Wednesday, December 11, 2013
By Doug Harlow firstname.lastname@example.org
FARMINGTON -- Juan Contreras, the man on trial this week for the murder of 81-year-old Grace Burton changed his plea to guilty on Thursday.
Juan Contreras is led into Franklin County Superior Court in Farmington Monday, the first day of his trial in the stabbing death of Grace Burton.
Staff photo by David Leaming
Under the plea agreement, Contreras, 27, of Waltham, Mass., was sentenced to 50 years in prison for murder.
As a consequence of the felony conviction, he will be deported to his native Guatemala upon his release. He is in the country legally, but is not a U.S. citizen, his lawyer said.
He is expected to serve about 85 percent of the sentence and be about 70 years old when released.
"It's what's right," Contreras said to Justice Michaela Murphy in the jury-waived trial in Franklin County Superior Court.
"Is it a voluntary decision on your part?" Murphy asked.
"Yeah," he replied.
Burton, 81, was stabbed 35 times as she slept in a recliner in her Farmington apartment on June 21, 2011.
Although seriously injured, Burton called police and described her attacker. She died later that morning at Central Maine Medical Center in Lewiston.
Police investigators said they linked Contreras' DNA to a trail of blood from the rear window of Burton's apartment.
Assistant Attorney General Lisa Marchese, one of two prosecutors in the case, said Contreras looked through Burton's bedroom window that night, saw her sleeping and her purse hanging on a kitchen chair.
She said robbery was the motive, not involuntary intoxication the defense team had presented during the trial. Defense attorneys said someone had laced a marijuana cigarette he smoked with a mind-altering drug.
"He did not intend to kill her because if he did, this would have been a life sentence," Marchese said.
Contreras cut the screen on the window and entered the home, she said. Marchese said Burton woke up and saw Contreras and he "brutally and savagely" attacked her.
Outside the courtroom after the trial, Marchese said that Contreras thought Burton was an easy target and that he had been drinking that night.
"I think the 50 years is a recognition that it's over with and it's a guarantee plea of guilty and there is no question he'll be held accountable for many years," she said.
He could have faced life in prison. The mandatory minimum sentence was 25 years. There is no death sentence in Maine.
Burton's daughter, Julie Shaw, and others who were allowed to speak in the courtroom Thursday before sentencing, said the family has felt shock, grief and anger since the murder.
"He changed my entire family's life," Shaw said in tears. "Not only did he take my mother, he took my best friend in the whole world."

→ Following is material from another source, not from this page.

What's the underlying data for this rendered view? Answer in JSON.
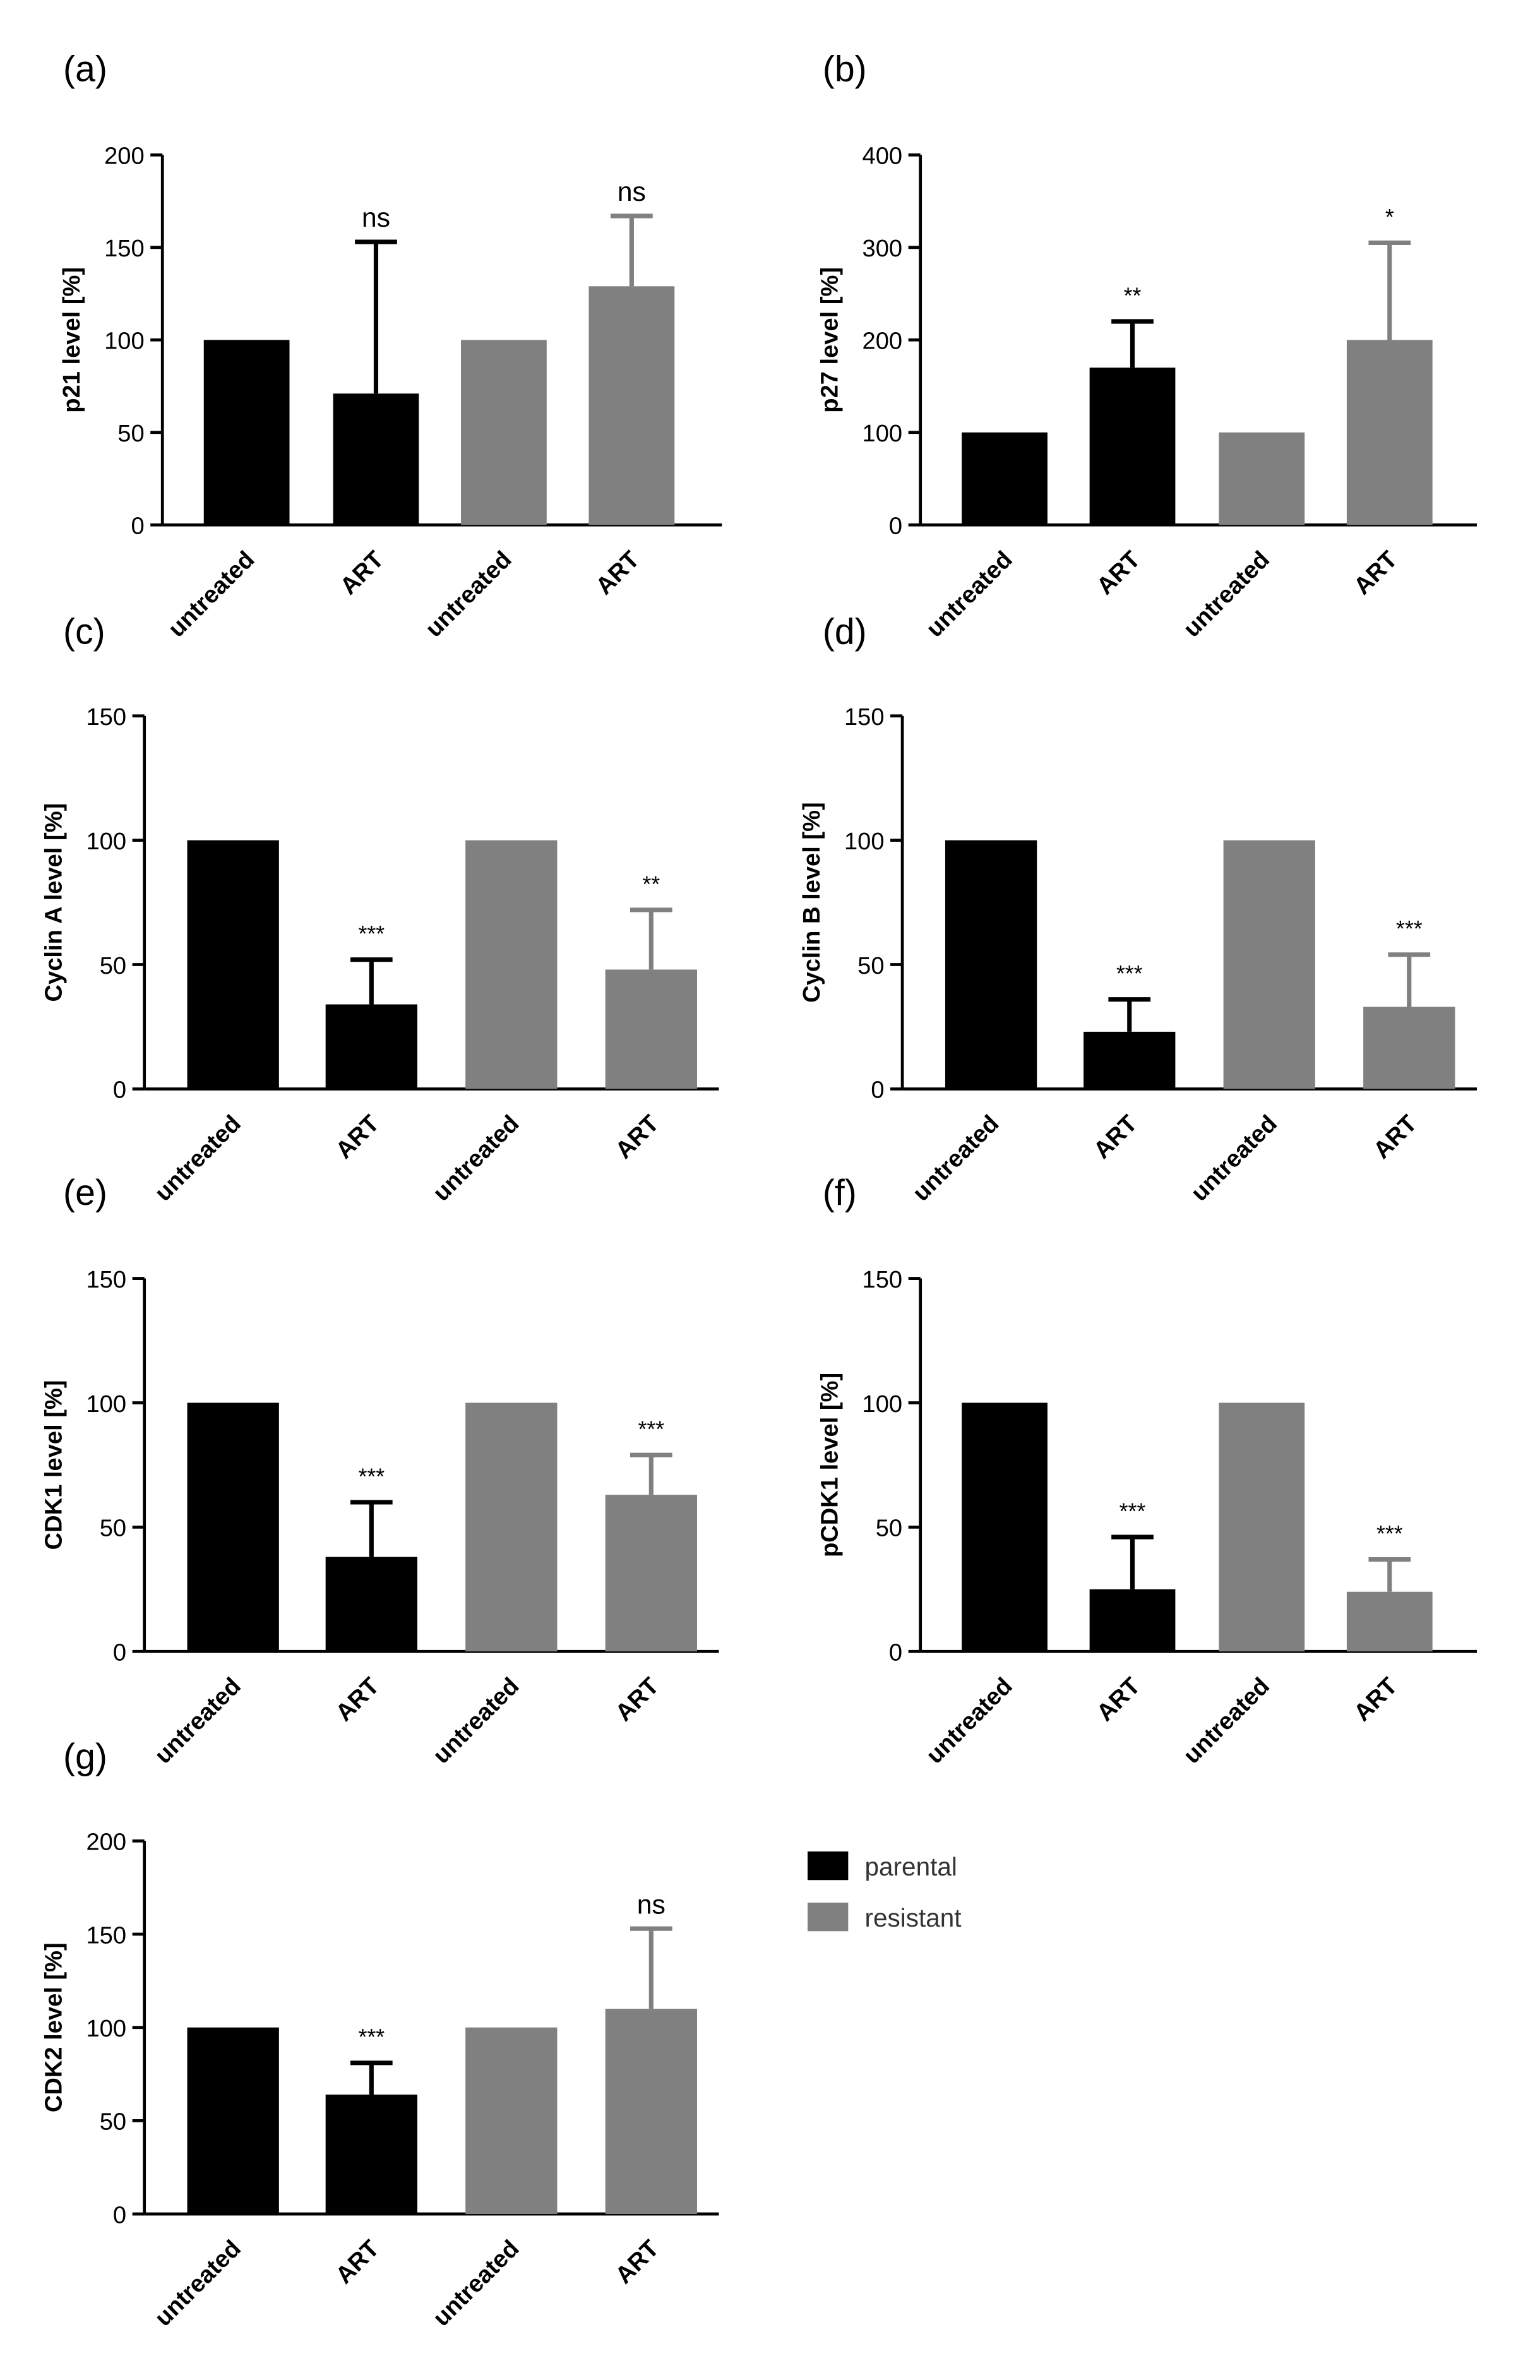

Burton's granddaughter, Roseann Shaw, told the judge that she saw her grandmother in the hospital, too, and will always be haunted by the condition she was in. She said she could see her grandmother had been stabbed many times and had been badly beaten.
"Juan Contreras is dead to me," she said.
Outside the courtroom, Julie Shaw said the family was consulted as the plea agreement unfolded Thursday morning. She said they agreed to the sentence because it was a guarantee Contreras would go to prison for 50 years and not be exonerated or get a lesser sentence.
"It's not going to bring my mother back -- nothing will bring my mother back," she said. "It's been miserable sitting through this. It rips your heart right out."
Defense attorney David Sanders said he did not accept robbery as a motive for entering the house. He said Contreras has taken responsibility for her death, but was impaired when the incident happened and did not know what he was doing.
He, his co-counsel Chris Berryment and Contreras reached the plea agreement after consulting with Contreras' mother, Gilma Boyd, of Weymouth, Mass., and her husband, Larry, he said. It was a fair sentence, he said.
"I'm satisfied with the fact that if we had gone forward, he could have done worse," Sanders said. "He changed his mind; he plead guilty in large part because he had both the Burton family sitting there -- obviously horribly affected by what had happened and this just made it worse -- but he also had his mom and his step-dad sitting there and that made it much worse for him."
Larry Boyd said he and his wife, who is a U.S. citizen, have come to terms with the murder and the sentence.
"We're very sorry for the family and what they are going through," he said. "We hope it brings closure to the family of Grace Burton."